After attending the mass, Parsons and Helen grew fascinated with the religion. Parsons even began trying magick rituals himself. He interpreted his experiences through the new science of quantum mechanics.
With his typical manic enthusiasm, Parsons also began recruiting people to try his new religion. His scientific colleagues all said, uh, no thank you. But Parsons and Helen did recruit Helen’s half-sister, Betty.
Parsons and Helen eventually moved into a mansion with several other Thelemic worshippers. They essentially formed a commune, with each person paying $100 for rent.
To Parsons’s delight, the house sat on Millionaire’s Row—the same street he grew up on. It was a three-story American Craftsman mansion. It had pitched roofs, palm trees, and a wide front lawn. A former Caltech benefactor had built it. Albert Einstein used to stay there when he visited campus.
But now Parsons and his fellow occultists lived there. And Parsons threw himself into the lifestyle. He decorated his and Helen’s room with a statue of the licentious Greek god Pan. He also displayed his collection of swords and daggers.
Now, Millionaire’s Row was also home to several well-heeled society types. Like Lily Busch, heiress to the beer fortune. And these bluebloods did not appreciate their new neighbors, who tended to throw wild parties with loud jazz music. Tsk, tsk.
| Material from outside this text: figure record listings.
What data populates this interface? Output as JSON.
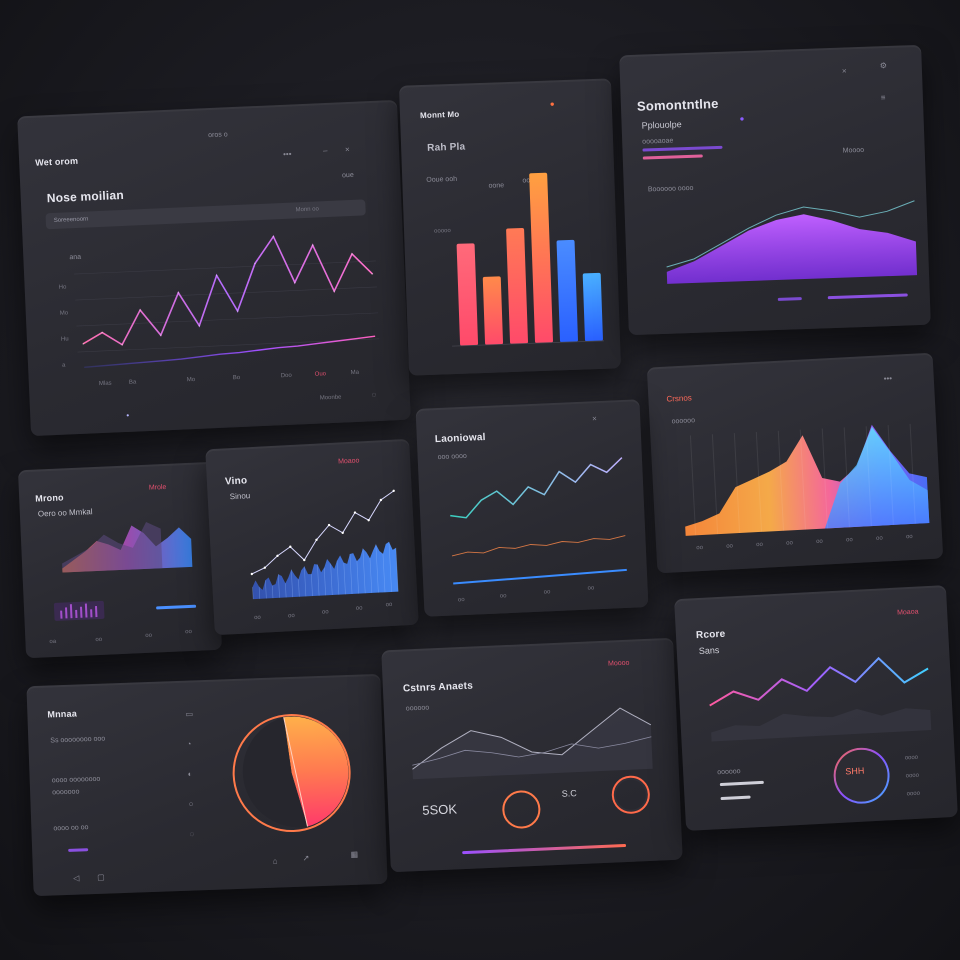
{
  "colors": {
    "background": "#1c1c22",
    "card": "#2d2d34",
    "purple": "#9b4dff",
    "pink": "#ff5fa8",
    "orange": "#ff8a3d",
    "cyan": "#3fc6ff",
    "blue": "#3a7bff",
    "red": "#e0506e"
  },
  "card1": {
    "header": "Wet orom",
    "top_label": "oros o",
    "title": "Nose moilian",
    "search_text": "Soreeenoorn",
    "search_right": "Monn oo",
    "mini_right": "oue",
    "axis_label": "ana",
    "y_ticks": [
      "Ho",
      "Mo",
      "Hu",
      "a"
    ],
    "x_ticks": [
      "Mlas",
      "Ba",
      "Mo",
      "Bo",
      "Doo",
      "Ouo",
      "Ma"
    ],
    "footer_right": "Moonbe"
  },
  "card2": {
    "title": "Monnt Mo",
    "sub": "Rah Pla",
    "row_a": "Ooue ooh",
    "row_b": "oone",
    "row_c": "oooo",
    "ylabel": "ooooo"
  },
  "card3": {
    "title": "Somontntlne",
    "sub": "Pplouolpe",
    "row": "ooooaoae",
    "right": "Moooo",
    "mid": "Boooooo oooo"
  },
  "card4": {
    "title": "Mrono",
    "sub": "Oero oo Mmkal",
    "accent": "Mrole",
    "x_ticks": [
      "oa",
      "oo",
      "oo",
      "oo"
    ]
  },
  "card5": {
    "title": "Vino",
    "sub": "Sinou",
    "accent": "Moaoo",
    "x_ticks": [
      "oo",
      "oo",
      "oo",
      "oo",
      "oo"
    ]
  },
  "card6": {
    "title": "Laoniowal",
    "sub": "ooo oooo",
    "x_ticks": [
      "oo",
      "oo",
      "oo",
      "oo"
    ]
  },
  "card7": {
    "title": "Crsnos",
    "sub": "oooooo",
    "x_ticks": [
      "oo",
      "oo",
      "oo",
      "oo",
      "oo",
      "oo",
      "oo",
      "oo"
    ]
  },
  "card8": {
    "title": "Mnnaa",
    "rows": [
      "Ss oooooooo ooo",
      "oooo oooooooo",
      "ooooooo",
      "oooo oo oo"
    ]
  },
  "card9": {
    "title": "Cstnrs Anaets",
    "sub": "oooooo",
    "accent": "Moooo",
    "big_number": "5SOK",
    "ring_a": "",
    "ring_b_value": "S.C",
    "ring_c": ""
  },
  "card10": {
    "title": "Rcore",
    "title2": "Sans",
    "accent": "Moaoa",
    "ring_value": "SHH",
    "rows": [
      "oooooo",
      "ooo",
      "oo"
    ],
    "right_rows": [
      "oooo",
      "oooo",
      "oooo"
    ]
  },
  "chart_data": [
    {
      "type": "line",
      "series": [
        {
          "values": [
            10,
            14,
            9,
            22,
            12,
            28,
            15,
            34,
            20,
            38,
            48,
            30,
            44,
            26,
            40,
            32
          ]
        },
        {
          "values": [
            3,
            4,
            5,
            6,
            7,
            8,
            10,
            12,
            13,
            15,
            17,
            18,
            20,
            22,
            24,
            26
          ]
        }
      ]
    },
    {
      "type": "bar",
      "values": [
        30,
        20,
        34,
        50,
        30,
        20
      ],
      "colors": [
        "#ff6a7a",
        "#ff8a4a",
        "#ff7a55",
        "#ffa040",
        "#4a8cff",
        "#4ab0ff"
      ]
    },
    {
      "type": "area",
      "values": [
        10,
        18,
        30,
        42,
        50,
        54,
        48,
        40,
        36,
        28
      ]
    },
    {
      "type": "area",
      "values": [
        8,
        12,
        18,
        40,
        46,
        52,
        60,
        82,
        44,
        40,
        52,
        88,
        64,
        44,
        40
      ]
    },
    {
      "type": "line",
      "series": [
        {
          "values": [
            18,
            22,
            30,
            36,
            26,
            40,
            50,
            44,
            58,
            52,
            66,
            72
          ]
        },
        {
          "values": [
            12,
            14,
            16,
            18,
            20,
            22,
            24,
            26,
            28,
            30,
            32,
            34
          ]
        }
      ]
    },
    {
      "type": "line",
      "series": [
        {
          "values": [
            30,
            28,
            40,
            46,
            36,
            48,
            42,
            58,
            50,
            62,
            56,
            66
          ]
        },
        {
          "values": [
            12,
            16,
            14,
            20,
            18,
            22,
            20,
            24,
            22,
            26,
            24,
            28
          ]
        }
      ]
    },
    {
      "type": "area",
      "values": [
        10,
        30,
        46,
        38,
        22,
        18,
        40,
        62,
        44
      ]
    },
    {
      "type": "pie",
      "values": [
        50,
        50
      ]
    },
    {
      "type": "line",
      "values": [
        20,
        28,
        22,
        34,
        26,
        40,
        30,
        44,
        28,
        36
      ]
    },
    {
      "type": "line",
      "values": [
        18,
        30,
        26,
        48,
        40,
        36,
        50,
        34,
        46,
        40
      ]
    }
  ]
}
But whenever the police stopped by to investigate, Jack Parsons would meet them at the door. He would casually mention his job as an esteemed scientist at Caltech. Why, he was practically the incarnation of respectable, middle-class values. Reassured, the police would leave.
Still, things got messy at the commune in 1941. That summer, Parsons’s wife Helen took a long vacation. And while she was gone, the 26-year-old Parsons started sleeping with her half-sister Betty. He did so with the full knowledge and support of his housemates—even though Betty was 17 years old.
When Helen returned, Parsons confessed everything. But he didn’t apologize. In fact, he bluntly told Helen that he found Betty far more provocative. He was determined to be with her. Betty also declared her love for Parsons.
Now, this obviously stung Helen. But instead of wallowing, she simply began an affair with the spiritual leader of the commune, a man named Smith. That affair also blossomed into love. All’s well that ends well, I guess.
All the love-triangle stuff was Parsons’s personal life. It didn’t really affect his work at JPL on rockets. But other club activities did. Commune members drank heavily and used a lot of drugs. This clouded Parsons’s thinking and left him exhausted.
Then one commune member borrowed a gun from Parsons. With it, the man drunkenly hijacked a car. He got sentenced to two years in San Quentin Prison. Given their army contract, JPL scientists had to maintain a level of decency and decorum. Parsons’s occultism was quickly shifting from a harmless quirk to a serious liability.